Tuesday, July 30, 2019

Review of The MVP Machine

Ben Lindbergh and Travis Sawchik's The MVP Machine: How Baseball's New Nonconformists Are Using Data to Build Better Players is an excellent, if slightly too long, baseball book. They argue that lots of people have noted the shift toward more granular ways of evaluating players, but few have looked into how data is used to development them, to actually change and shape them.

With the ever-annoying but driven Trevor Bauer as a major case study, they dive into the world of high speed cameras, pitching grips, throwing regimens, launch angles, arm slots, swing planes, and the like, all of which challenge conventional wisdom. As Bauer reasonably notes, he doesn't want any advice that is not based on data (unfortunately, he is a jerk to people who give him advice he believes it bad and in general seems unable to be nice to anyone).

In abundant detail, they make a convincing case for why players who use data improve, while those that don't will be at a disadvantage. Often, the people who can help interpret data aren't former players at all, which is transforming both dugouts and front offices. Scouts are becoming a thing of the past--the human eye just doesn't have the ability that technology does. People who can use and interpret data effectively also get MLB jobs--the website Fangraphs seems to always need writers because their best are continuously snapped up.

In the conclusion, they make two particularly important points. First, baseball is unlike other sports where data-driven improvements make the game more exciting (e.g. longer gold drives or three-point shots). Data decreases the action in a baseball game--fewer ground balls, less base running, more strikeouts. Second, getting data takes money, so kids with poor parents cannot benefit from it and therefore will likely fall behind. This is troubling in our era of year-long sports and club teams. Data has created real problems.

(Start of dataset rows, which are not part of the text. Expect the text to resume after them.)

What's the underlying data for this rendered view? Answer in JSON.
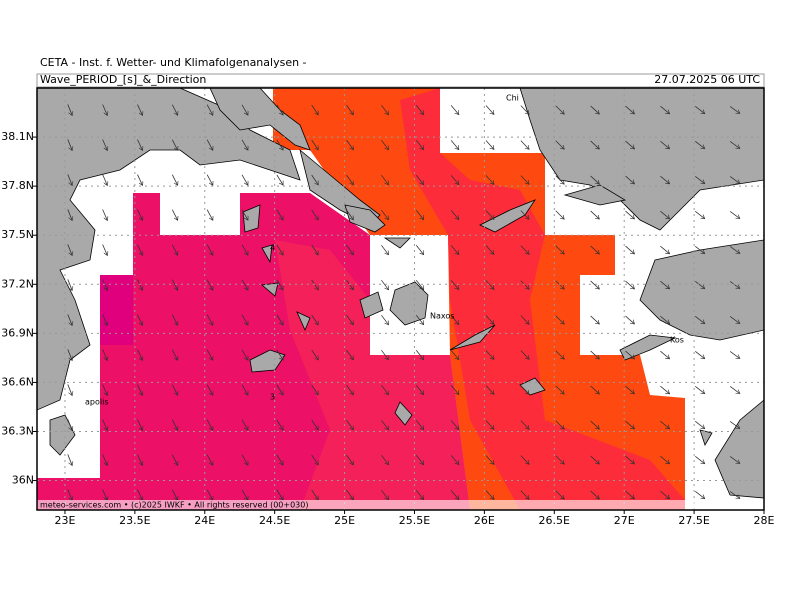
{
  "header": {
    "institute": "CETA - Inst. f. Wetter- und Klimafolgenanalysen -",
    "parameter": "Wave_PERIOD_[s]_&_Direction",
    "valid_time": "27.07.2025 06 UTC"
  },
  "map": {
    "xlim": [
      22.8,
      28
    ],
    "ylim": [
      35.82,
      38.4
    ],
    "xticks": [
      {
        "value": 23,
        "label": "23E"
      },
      {
        "value": 23.5,
        "label": "23.5E"
      },
      {
        "value": 24,
        "label": "24E"
      },
      {
        "value": 24.5,
        "label": "24.5E"
      },
      {
        "value": 25,
        "label": "25E"
      },
      {
        "value": 25.5,
        "label": "25.5E"
      },
      {
        "value": 26,
        "label": "26E"
      },
      {
        "value": 26.5,
        "label": "26.5E"
      },
      {
        "value": 27,
        "label": "27E"
      },
      {
        "value": 27.5,
        "label": "27.5E"
      },
      {
        "value": 28,
        "label": "28E"
      }
    ],
    "yticks": [
      {
        "value": 36,
        "label": "36N"
      },
      {
        "value": 36.3,
        "label": "36.3N"
      },
      {
        "value": 36.6,
        "label": "36.6N"
      },
      {
        "value": 36.9,
        "label": "36.9N"
      },
      {
        "value": 37.2,
        "label": "37.2N"
      },
      {
        "value": 37.5,
        "label": "37.5N"
      },
      {
        "value": 37.8,
        "label": "37.8N"
      },
      {
        "value": 38.1,
        "label": "38.1N"
      }
    ],
    "place_labels": [
      "Chi",
      "Naxos",
      "Kos",
      "apolis"
    ],
    "contour_labels": [
      "4",
      "3"
    ]
  },
  "footer": "meteo-services.com • (c)2025 IWKF • All rights reserved (00+030)"
}
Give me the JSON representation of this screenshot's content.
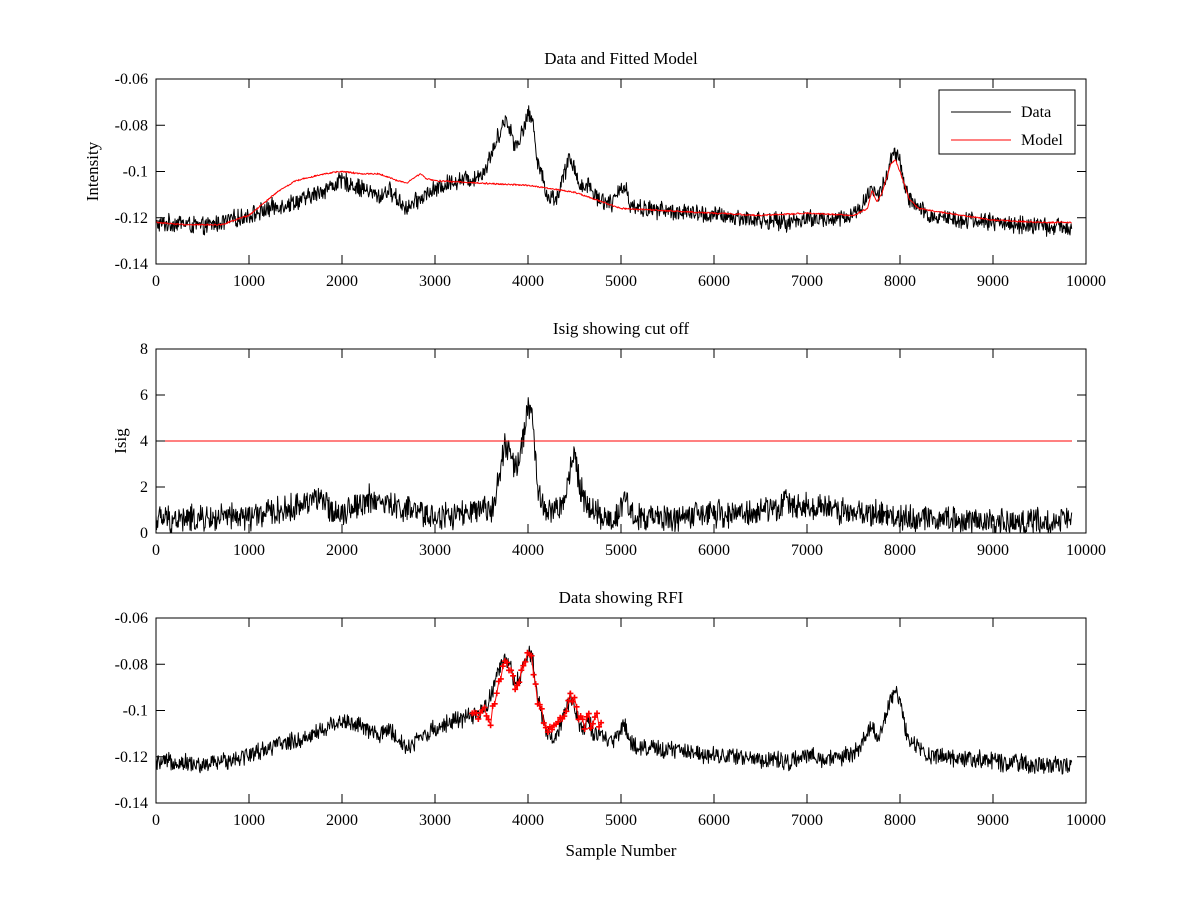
{
  "figure": {
    "background": "#ffffff",
    "data_color": "#000000",
    "accent_color": "#ff0000"
  },
  "chart_data": [
    {
      "id": "top",
      "type": "line",
      "title": "Data and Fitted Model",
      "xlabel": "",
      "ylabel": "Intensity",
      "xlim": [
        0,
        10000
      ],
      "ylim": [
        -0.14,
        -0.06
      ],
      "xticks": [
        0,
        1000,
        2000,
        3000,
        4000,
        5000,
        6000,
        7000,
        8000,
        9000,
        10000
      ],
      "xtick_labels": [
        "0",
        "1000",
        "2000",
        "3000",
        "4000",
        "5000",
        "6000",
        "7000",
        "8000",
        "9000",
        "10000"
      ],
      "yticks": [
        -0.14,
        -0.12,
        -0.1,
        -0.08,
        -0.06
      ],
      "ytick_labels": [
        "-0.14",
        "-0.12",
        "-0.1",
        "-0.08",
        "-0.06"
      ],
      "grid": false,
      "legend": {
        "placement": "top-right",
        "entries": [
          {
            "label": "Data",
            "color": "#000000"
          },
          {
            "label": "Model",
            "color": "#ff0000"
          }
        ]
      },
      "sample_count": 9850,
      "series": [
        {
          "name": "Data",
          "color": "#000000",
          "noise": 0.0045,
          "x": [
            0,
            250,
            500,
            800,
            1000,
            1300,
            1600,
            1800,
            2000,
            2200,
            2400,
            2500,
            2600,
            2700,
            2800,
            2900,
            3000,
            3200,
            3400,
            3500,
            3550,
            3650,
            3700,
            3750,
            3800,
            3850,
            3900,
            3950,
            4000,
            4050,
            4100,
            4200,
            4300,
            4400,
            4450,
            4500,
            4550,
            4600,
            4650,
            4700,
            4800,
            4900,
            5000,
            5050,
            5100,
            5200,
            5500,
            6000,
            6500,
            6800,
            7000,
            7200,
            7400,
            7550,
            7600,
            7650,
            7700,
            7750,
            7800,
            7850,
            7900,
            7950,
            8000,
            8050,
            8100,
            8200,
            8300,
            8500,
            8800,
            9000,
            9300,
            9600,
            9850
          ],
          "y": [
            -0.123,
            -0.122,
            -0.124,
            -0.121,
            -0.119,
            -0.115,
            -0.112,
            -0.108,
            -0.104,
            -0.107,
            -0.111,
            -0.108,
            -0.112,
            -0.116,
            -0.113,
            -0.11,
            -0.108,
            -0.104,
            -0.103,
            -0.101,
            -0.098,
            -0.088,
            -0.082,
            -0.078,
            -0.08,
            -0.088,
            -0.087,
            -0.082,
            -0.075,
            -0.078,
            -0.094,
            -0.11,
            -0.112,
            -0.1,
            -0.094,
            -0.098,
            -0.105,
            -0.108,
            -0.104,
            -0.11,
            -0.112,
            -0.114,
            -0.108,
            -0.106,
            -0.114,
            -0.116,
            -0.117,
            -0.119,
            -0.121,
            -0.122,
            -0.12,
            -0.121,
            -0.12,
            -0.117,
            -0.114,
            -0.11,
            -0.107,
            -0.111,
            -0.108,
            -0.103,
            -0.095,
            -0.092,
            -0.096,
            -0.107,
            -0.112,
            -0.116,
            -0.119,
            -0.12,
            -0.121,
            -0.122,
            -0.123,
            -0.124,
            -0.124
          ]
        },
        {
          "name": "Model",
          "color": "#ff0000",
          "noise": 0.0004,
          "x": [
            0,
            300,
            700,
            1000,
            1300,
            1500,
            1800,
            2000,
            2200,
            2400,
            2600,
            2700,
            2800,
            2850,
            2900,
            3000,
            3500,
            4000,
            4500,
            5000,
            5500,
            6000,
            6500,
            7000,
            7500,
            7650,
            7700,
            7750,
            7800,
            7900,
            7950,
            8000,
            8100,
            8200,
            8500,
            9000,
            9500,
            9850
          ],
          "y": [
            -0.122,
            -0.123,
            -0.123,
            -0.119,
            -0.109,
            -0.104,
            -0.101,
            -0.1,
            -0.101,
            -0.101,
            -0.104,
            -0.105,
            -0.102,
            -0.101,
            -0.103,
            -0.104,
            -0.105,
            -0.106,
            -0.109,
            -0.116,
            -0.117,
            -0.118,
            -0.119,
            -0.118,
            -0.119,
            -0.116,
            -0.108,
            -0.113,
            -0.11,
            -0.097,
            -0.095,
            -0.1,
            -0.112,
            -0.116,
            -0.118,
            -0.121,
            -0.122,
            -0.122
          ]
        }
      ]
    },
    {
      "id": "middle",
      "type": "line",
      "title": "Isig showing cut off",
      "xlabel": "",
      "ylabel": "Isig",
      "xlim": [
        0,
        10000
      ],
      "ylim": [
        0,
        8
      ],
      "xticks": [
        0,
        1000,
        2000,
        3000,
        4000,
        5000,
        6000,
        7000,
        8000,
        9000,
        10000
      ],
      "xtick_labels": [
        "0",
        "1000",
        "2000",
        "3000",
        "4000",
        "5000",
        "6000",
        "7000",
        "8000",
        "9000",
        "10000"
      ],
      "yticks": [
        0,
        2,
        4,
        6,
        8
      ],
      "ytick_labels": [
        "0",
        "2",
        "4",
        "6",
        "8"
      ],
      "grid": false,
      "sample_count": 9850,
      "series": [
        {
          "name": "Isig",
          "color": "#000000",
          "noise": 0.7,
          "clip_min": 0,
          "x": [
            0,
            500,
            1000,
            1500,
            1700,
            1900,
            2000,
            2300,
            2500,
            2800,
            3000,
            3300,
            3600,
            3700,
            3750,
            3800,
            3850,
            3900,
            3950,
            4000,
            4050,
            4100,
            4200,
            4400,
            4450,
            4500,
            4550,
            4600,
            4700,
            4800,
            4900,
            5000,
            5050,
            5100,
            5300,
            6000,
            6500,
            6800,
            7000,
            7500,
            8000,
            8500,
            9000,
            9850
          ],
          "y": [
            0.6,
            0.6,
            0.7,
            1.1,
            1.6,
            1.0,
            0.9,
            1.5,
            1.2,
            0.9,
            0.7,
            0.8,
            1.0,
            2.6,
            3.8,
            3.5,
            2.9,
            3.0,
            4.2,
            5.5,
            5.0,
            2.0,
            0.8,
            1.3,
            2.8,
            3.5,
            2.2,
            1.5,
            1.0,
            0.7,
            0.5,
            1.0,
            1.9,
            0.8,
            0.6,
            0.8,
            0.9,
            1.3,
            1.2,
            0.9,
            0.7,
            0.6,
            0.5,
            0.5
          ]
        },
        {
          "name": "cut off",
          "color": "#ff0000",
          "noise": 0,
          "x": [
            0,
            9850
          ],
          "y": [
            4,
            4
          ]
        }
      ]
    },
    {
      "id": "bottom",
      "type": "line",
      "title": "Data showing RFI",
      "xlabel": "Sample Number",
      "ylabel": "",
      "xlim": [
        0,
        10000
      ],
      "ylim": [
        -0.14,
        -0.06
      ],
      "xticks": [
        0,
        1000,
        2000,
        3000,
        4000,
        5000,
        6000,
        7000,
        8000,
        9000,
        10000
      ],
      "xtick_labels": [
        "0",
        "1000",
        "2000",
        "3000",
        "4000",
        "5000",
        "6000",
        "7000",
        "8000",
        "9000",
        "10000"
      ],
      "yticks": [
        -0.14,
        -0.12,
        -0.1,
        -0.08,
        -0.06
      ],
      "ytick_labels": [
        "-0.14",
        "-0.12",
        "-0.1",
        "-0.08",
        "-0.06"
      ],
      "grid": false,
      "sample_count": 9850,
      "series": [
        {
          "name": "Data",
          "color": "#000000",
          "noise": 0.0045,
          "x": [
            0,
            250,
            500,
            800,
            1000,
            1300,
            1600,
            1800,
            2000,
            2200,
            2400,
            2500,
            2600,
            2700,
            2800,
            2900,
            3000,
            3200,
            3400,
            3500,
            3550,
            3650,
            3700,
            3750,
            3800,
            3850,
            3900,
            3950,
            4000,
            4050,
            4100,
            4200,
            4300,
            4400,
            4450,
            4500,
            4550,
            4600,
            4650,
            4700,
            4800,
            4900,
            5000,
            5050,
            5100,
            5200,
            5500,
            6000,
            6500,
            6800,
            7000,
            7200,
            7400,
            7550,
            7600,
            7650,
            7700,
            7750,
            7800,
            7850,
            7900,
            7950,
            8000,
            8050,
            8100,
            8200,
            8300,
            8500,
            8800,
            9000,
            9300,
            9600,
            9850
          ],
          "y": [
            -0.123,
            -0.122,
            -0.124,
            -0.121,
            -0.119,
            -0.115,
            -0.112,
            -0.108,
            -0.104,
            -0.107,
            -0.111,
            -0.108,
            -0.112,
            -0.116,
            -0.113,
            -0.11,
            -0.108,
            -0.104,
            -0.103,
            -0.101,
            -0.098,
            -0.088,
            -0.082,
            -0.078,
            -0.08,
            -0.088,
            -0.087,
            -0.082,
            -0.075,
            -0.078,
            -0.094,
            -0.11,
            -0.112,
            -0.1,
            -0.094,
            -0.098,
            -0.105,
            -0.108,
            -0.104,
            -0.11,
            -0.112,
            -0.114,
            -0.108,
            -0.106,
            -0.114,
            -0.116,
            -0.117,
            -0.119,
            -0.121,
            -0.122,
            -0.12,
            -0.121,
            -0.12,
            -0.117,
            -0.114,
            -0.11,
            -0.107,
            -0.111,
            -0.108,
            -0.103,
            -0.095,
            -0.092,
            -0.096,
            -0.107,
            -0.112,
            -0.116,
            -0.119,
            -0.12,
            -0.121,
            -0.122,
            -0.123,
            -0.124,
            -0.124
          ]
        },
        {
          "name": "RFI",
          "color": "#ff0000",
          "noise": 0.0035,
          "markers": true,
          "marker": "+",
          "x": [
            3400,
            3500,
            3550,
            3600,
            3650,
            3700,
            3750,
            3800,
            3850,
            3900,
            3950,
            4000,
            4050,
            4100,
            4200,
            4300,
            4400,
            4450,
            4500,
            4550,
            4600,
            4650,
            4700,
            4750,
            4800
          ],
          "y": [
            -0.103,
            -0.102,
            -0.1,
            -0.104,
            -0.094,
            -0.084,
            -0.08,
            -0.082,
            -0.088,
            -0.087,
            -0.082,
            -0.075,
            -0.079,
            -0.094,
            -0.108,
            -0.108,
            -0.1,
            -0.093,
            -0.097,
            -0.104,
            -0.107,
            -0.103,
            -0.106,
            -0.104,
            -0.107
          ]
        }
      ]
    }
  ]
}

In a book full of examples of how players used data to improve, there is one glaring problem. All of those examples are success stories. In other words, the cases are selected on the dependent variable, thus proving it by definition. They note in passing players that only briefly benefited, but to flesh out this story they need a more detailed discussion of someone who did not benefit. My hunch is that it would bolster their case.